Diabetes among young Australians, a report from the Australian Institute of Health and Welfare (AIHW), revealed that in 2010, there were 31,300 young adults registered with the National Diabetes Services Scheme.
The majority (79 per cent) had Type 1 diabetes, meaning that keeping an eye on blood sugar levels was highly important.
Susana Senes, a spokesperson for AIHW said: "The good news is that on average, enough blood glucose testing strips were bought for children with Type 1 diabetes aged zero to 11 years to meet recommended daily testing levels."
However, the report showed that there is still room for improvement, as people between the ages of 19 and 24 with either Type 1 or 2 diabetes bought fewer testing strips than other age groups.
There were around 15,500 hospitalisations among young Australians in 2009-10, with the highest rate among those between the ages of zero and 11. Most of the treatments involved stabilising the diabetes, being diagnosed with the condition or issuing an insulin pump.
There are all sorts of complications that can arise from not treating diabetes properly, the AIHW warned, including ketoacidosis, nerve damage, foot ulcers, eye and kidney disease. Carefully managing the condition is essential, which means keeping an eye on everyday diet choices.

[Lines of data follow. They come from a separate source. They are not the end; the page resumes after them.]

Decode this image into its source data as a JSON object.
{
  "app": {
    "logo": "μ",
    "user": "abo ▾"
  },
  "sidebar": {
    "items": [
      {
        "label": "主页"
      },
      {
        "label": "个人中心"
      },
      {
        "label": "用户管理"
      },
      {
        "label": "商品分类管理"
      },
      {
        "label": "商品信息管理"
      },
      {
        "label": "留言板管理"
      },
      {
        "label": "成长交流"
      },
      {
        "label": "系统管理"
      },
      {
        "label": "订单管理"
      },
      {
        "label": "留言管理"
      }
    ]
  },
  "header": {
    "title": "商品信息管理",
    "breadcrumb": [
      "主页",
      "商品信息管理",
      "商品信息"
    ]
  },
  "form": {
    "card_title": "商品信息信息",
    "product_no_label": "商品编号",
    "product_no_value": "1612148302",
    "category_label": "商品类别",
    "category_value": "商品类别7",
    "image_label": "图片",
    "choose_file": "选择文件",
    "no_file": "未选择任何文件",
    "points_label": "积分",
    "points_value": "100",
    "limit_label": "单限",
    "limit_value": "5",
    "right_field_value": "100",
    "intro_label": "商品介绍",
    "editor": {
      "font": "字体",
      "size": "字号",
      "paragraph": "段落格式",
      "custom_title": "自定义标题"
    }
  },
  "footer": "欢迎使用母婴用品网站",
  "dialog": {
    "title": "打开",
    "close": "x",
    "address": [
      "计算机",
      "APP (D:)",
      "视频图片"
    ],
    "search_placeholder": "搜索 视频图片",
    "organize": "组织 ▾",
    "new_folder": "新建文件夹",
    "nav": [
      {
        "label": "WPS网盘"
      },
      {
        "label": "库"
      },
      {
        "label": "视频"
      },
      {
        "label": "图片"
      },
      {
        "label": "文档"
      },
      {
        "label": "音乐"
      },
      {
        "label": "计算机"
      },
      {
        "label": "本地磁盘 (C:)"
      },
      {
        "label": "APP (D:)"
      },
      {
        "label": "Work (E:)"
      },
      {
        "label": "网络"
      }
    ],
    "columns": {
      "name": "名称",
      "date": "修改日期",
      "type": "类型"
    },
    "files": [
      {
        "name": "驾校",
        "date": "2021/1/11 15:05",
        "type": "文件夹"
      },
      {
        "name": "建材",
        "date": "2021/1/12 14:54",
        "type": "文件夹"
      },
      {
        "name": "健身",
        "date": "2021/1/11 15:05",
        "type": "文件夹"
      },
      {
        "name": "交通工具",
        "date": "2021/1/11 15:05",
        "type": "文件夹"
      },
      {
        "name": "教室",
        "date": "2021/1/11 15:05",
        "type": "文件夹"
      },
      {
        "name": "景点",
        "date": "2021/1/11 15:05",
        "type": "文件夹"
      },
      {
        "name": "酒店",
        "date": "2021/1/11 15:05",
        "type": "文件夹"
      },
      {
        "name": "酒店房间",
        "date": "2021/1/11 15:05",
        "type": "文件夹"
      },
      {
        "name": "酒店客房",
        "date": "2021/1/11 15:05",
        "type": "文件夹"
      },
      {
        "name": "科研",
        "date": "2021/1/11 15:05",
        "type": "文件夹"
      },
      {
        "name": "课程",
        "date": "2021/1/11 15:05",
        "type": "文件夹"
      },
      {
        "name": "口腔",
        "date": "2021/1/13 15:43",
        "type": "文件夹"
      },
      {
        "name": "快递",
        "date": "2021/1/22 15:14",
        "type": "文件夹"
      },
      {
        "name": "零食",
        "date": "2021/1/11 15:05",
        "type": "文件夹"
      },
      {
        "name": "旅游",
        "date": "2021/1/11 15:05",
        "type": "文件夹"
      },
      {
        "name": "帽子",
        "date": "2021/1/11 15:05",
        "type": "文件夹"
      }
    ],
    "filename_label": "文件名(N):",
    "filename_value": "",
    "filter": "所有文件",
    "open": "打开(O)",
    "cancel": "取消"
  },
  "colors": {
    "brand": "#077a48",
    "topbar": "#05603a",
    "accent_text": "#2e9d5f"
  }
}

Figures from Diabetes Australia show that as many as 280 Australians develop diabetes every day and by 2031, it is estimated that 3.3 million people will have Type 2 diabetes. However, up to 60 per cent of cases can be prevented by maintaining a healthy lifestyle and controlling blood glucose levels.
Diabetes is currently the sixth most common cause of death in Australia, making it important that action is taken to combat the condition.